Na primeira estação poucas pessoas entram, dentre elas uma senhora bem velhinha, que logo se sentou no seu assento preferencial. Fico imaginando como pessoas tão velhas pegam esses trens, sujos, que muitas vezes andam cheios e ninguém nunca cede lugar. Ora, mas não é porque são velhos que não podem sair por aí se aventurando – penso. Também imagino como seria se minha avó pegasse trem, delicada e frágil como é, mas na confusão para entrar certamente iria rir muito, isso se não tivesse um infarto fulminante ali mesmo, na porta. Mas isso nem ela e nem eu podemos pensar, pois ela tem medo de morrer, e eu temo perdê-la.
O alarme para que as portas fechem toca, e quem não consegue entrar espera o próximo. Um homem bêbado em um dos bancos ao lado discursa efusivamente sobre os problemas políticos no Brasil, ao passo que seu recém-conhecido colega de banco balança a cabeça com obediência, afinal, não é sensato contestar pessoas que bebem além da conta em dia de semana em plena luz do dia.
Os vagões seguem com o mesmo ânimo dos passageiros, a morbidez e o calor tomam o ambiente, e cada um olha pela paisagem que passa rapidamente nas janelas entreabertas, ansiando para que as paredes dos prédios e o mato parassem de simplesmente passar e chegassem logo a seu destino. A segunda estação chega, é a mais próxima entre as outras que virão. Ninguém desce, uma pessoa sobe, e o alarme anuncia a partida para a trajetória a cumprir. As pessoas normalmente descem na penúltima estação, algumas ficam para a última, e receio que estas tenham de enfrentar algo muito pior.

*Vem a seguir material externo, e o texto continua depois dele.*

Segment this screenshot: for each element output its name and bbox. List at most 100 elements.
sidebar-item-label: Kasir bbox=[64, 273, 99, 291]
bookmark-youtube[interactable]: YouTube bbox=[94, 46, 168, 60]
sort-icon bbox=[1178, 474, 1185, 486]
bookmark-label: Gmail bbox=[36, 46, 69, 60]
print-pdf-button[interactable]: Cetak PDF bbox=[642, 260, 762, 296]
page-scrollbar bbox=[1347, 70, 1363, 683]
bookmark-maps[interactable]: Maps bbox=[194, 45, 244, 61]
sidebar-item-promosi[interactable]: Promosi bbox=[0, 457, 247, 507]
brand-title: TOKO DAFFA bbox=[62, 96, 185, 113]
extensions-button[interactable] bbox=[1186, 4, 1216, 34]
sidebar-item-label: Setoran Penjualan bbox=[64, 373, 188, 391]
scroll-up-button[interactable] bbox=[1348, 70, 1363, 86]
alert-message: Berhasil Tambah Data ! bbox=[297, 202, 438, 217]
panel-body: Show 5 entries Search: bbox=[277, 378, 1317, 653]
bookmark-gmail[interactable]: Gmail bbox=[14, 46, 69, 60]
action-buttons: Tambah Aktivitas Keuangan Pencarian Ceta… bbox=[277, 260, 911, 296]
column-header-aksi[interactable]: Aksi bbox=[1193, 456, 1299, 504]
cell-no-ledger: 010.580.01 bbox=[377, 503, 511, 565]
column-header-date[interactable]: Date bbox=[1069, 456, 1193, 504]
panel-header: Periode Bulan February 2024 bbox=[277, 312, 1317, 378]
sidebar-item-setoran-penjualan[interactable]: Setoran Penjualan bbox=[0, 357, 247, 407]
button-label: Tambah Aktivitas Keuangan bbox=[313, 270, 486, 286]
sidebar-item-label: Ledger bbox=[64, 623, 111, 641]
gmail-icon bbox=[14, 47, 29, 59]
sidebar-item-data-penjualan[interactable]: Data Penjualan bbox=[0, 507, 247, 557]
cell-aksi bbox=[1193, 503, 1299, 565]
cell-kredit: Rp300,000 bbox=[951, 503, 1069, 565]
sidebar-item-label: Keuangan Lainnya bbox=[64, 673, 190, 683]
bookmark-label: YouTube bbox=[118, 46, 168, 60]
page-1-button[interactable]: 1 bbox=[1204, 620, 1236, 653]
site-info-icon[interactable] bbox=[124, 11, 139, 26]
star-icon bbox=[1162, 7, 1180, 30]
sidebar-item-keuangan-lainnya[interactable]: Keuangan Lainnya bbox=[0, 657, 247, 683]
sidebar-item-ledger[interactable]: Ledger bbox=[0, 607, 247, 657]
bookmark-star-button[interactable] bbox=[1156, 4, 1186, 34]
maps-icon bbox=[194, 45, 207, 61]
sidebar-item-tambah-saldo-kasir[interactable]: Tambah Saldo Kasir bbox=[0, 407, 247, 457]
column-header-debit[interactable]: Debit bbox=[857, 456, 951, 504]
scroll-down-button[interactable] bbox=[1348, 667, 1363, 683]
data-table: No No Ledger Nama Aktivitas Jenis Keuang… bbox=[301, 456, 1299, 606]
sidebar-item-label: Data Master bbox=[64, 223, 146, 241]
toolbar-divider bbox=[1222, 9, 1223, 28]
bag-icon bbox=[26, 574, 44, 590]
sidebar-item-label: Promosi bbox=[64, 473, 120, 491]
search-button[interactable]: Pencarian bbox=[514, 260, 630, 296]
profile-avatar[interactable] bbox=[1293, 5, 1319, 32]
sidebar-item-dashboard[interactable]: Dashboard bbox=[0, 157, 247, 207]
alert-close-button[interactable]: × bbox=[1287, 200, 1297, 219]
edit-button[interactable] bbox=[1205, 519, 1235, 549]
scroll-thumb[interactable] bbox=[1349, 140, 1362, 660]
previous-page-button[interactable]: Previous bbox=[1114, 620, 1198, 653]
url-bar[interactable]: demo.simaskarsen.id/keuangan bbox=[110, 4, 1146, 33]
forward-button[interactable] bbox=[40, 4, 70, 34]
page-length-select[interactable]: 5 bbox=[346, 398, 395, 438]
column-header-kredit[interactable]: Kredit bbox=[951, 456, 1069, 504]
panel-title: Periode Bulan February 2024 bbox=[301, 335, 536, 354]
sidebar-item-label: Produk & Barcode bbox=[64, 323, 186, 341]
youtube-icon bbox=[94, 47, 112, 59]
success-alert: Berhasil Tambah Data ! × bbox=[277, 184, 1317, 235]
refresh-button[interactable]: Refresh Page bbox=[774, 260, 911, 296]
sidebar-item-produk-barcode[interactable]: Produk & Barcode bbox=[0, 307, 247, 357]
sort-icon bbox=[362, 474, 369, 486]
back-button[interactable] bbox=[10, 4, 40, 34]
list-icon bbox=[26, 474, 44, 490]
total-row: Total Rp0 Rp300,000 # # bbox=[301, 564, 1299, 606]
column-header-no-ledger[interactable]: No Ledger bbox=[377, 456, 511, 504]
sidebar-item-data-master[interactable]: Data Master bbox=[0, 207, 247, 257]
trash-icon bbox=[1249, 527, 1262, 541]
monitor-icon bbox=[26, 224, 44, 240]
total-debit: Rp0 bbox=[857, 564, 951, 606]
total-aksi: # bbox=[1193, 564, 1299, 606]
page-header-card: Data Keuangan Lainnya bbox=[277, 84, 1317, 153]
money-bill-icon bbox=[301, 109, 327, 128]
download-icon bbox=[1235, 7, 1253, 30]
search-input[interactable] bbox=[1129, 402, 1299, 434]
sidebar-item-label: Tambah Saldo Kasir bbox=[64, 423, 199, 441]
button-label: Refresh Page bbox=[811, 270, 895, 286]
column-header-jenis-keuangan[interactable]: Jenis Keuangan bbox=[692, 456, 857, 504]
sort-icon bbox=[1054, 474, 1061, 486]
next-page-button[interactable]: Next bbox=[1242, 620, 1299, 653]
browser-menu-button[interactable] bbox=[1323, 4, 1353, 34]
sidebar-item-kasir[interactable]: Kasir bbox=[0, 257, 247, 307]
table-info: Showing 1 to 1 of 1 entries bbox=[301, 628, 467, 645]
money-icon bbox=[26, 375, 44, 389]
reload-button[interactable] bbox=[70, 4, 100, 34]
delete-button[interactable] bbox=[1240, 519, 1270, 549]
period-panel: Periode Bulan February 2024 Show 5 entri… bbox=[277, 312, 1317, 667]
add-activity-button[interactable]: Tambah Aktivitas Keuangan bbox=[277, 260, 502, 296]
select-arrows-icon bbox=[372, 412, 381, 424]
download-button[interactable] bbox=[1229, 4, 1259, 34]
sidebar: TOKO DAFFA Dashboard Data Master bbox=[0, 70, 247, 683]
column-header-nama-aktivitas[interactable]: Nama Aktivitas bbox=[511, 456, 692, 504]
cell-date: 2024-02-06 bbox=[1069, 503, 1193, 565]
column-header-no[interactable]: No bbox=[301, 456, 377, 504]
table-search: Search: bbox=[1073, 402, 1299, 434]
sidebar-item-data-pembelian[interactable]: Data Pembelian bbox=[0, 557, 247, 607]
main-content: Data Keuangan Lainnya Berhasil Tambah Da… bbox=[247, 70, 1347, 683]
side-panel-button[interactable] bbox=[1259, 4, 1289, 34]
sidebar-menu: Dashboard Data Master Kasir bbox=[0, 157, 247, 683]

Mal havia visto duas garotas nos bancos logo à frente, de costas para mim. Vejo como o cabelo de uma fora pintado com a cor roxa, e o da amiga louro claro. Como é que não as vi antes? Elas estão rindo sem parar, e eu só descubro que as percebi porque estavam falando sobre o bêbado perto de mim. Pelo que entendo, elas acham engraçado o homem mal conseguir pronunciar as palavras, e o imitam, sem disfarçar. Minha mãe teria me dado três tapas na boca e um sossega leão se eu fizesse esse tipo de coisa.
- O zê o zê zabi qui ta aqui ó, o dia da eleçãopápresdente! Tássim bracontecê ó! Ieuvotu! euvotu neli purque é bom presdente! Né nóminina?
Paro de olhar as garotas, e pra minha surpresa ou tristeza a menina era eu. As pessoas lançam um olhar engraçado quando veem esse tipo de situação, uma moça com roupas de ginástica assiste a tudo como se eu fosse realmente responder algo digno. Só uma pessoa não olha, a senhora, que fica de cabeça baixa. Concordo imediatamente com o moribundo e viro-me depressa para olhar os prédios por trás dos muros que cerceiam os trilhos do trem.
Chego à terceira estação e me dou conta de que as risadas cessaram, nos bancos mais à frente jaziam duas meninas que partiam para as ruas além daqueles muros. O ar seco faz minhas narinas arderem, e só então me lembro que esqueci o remédio.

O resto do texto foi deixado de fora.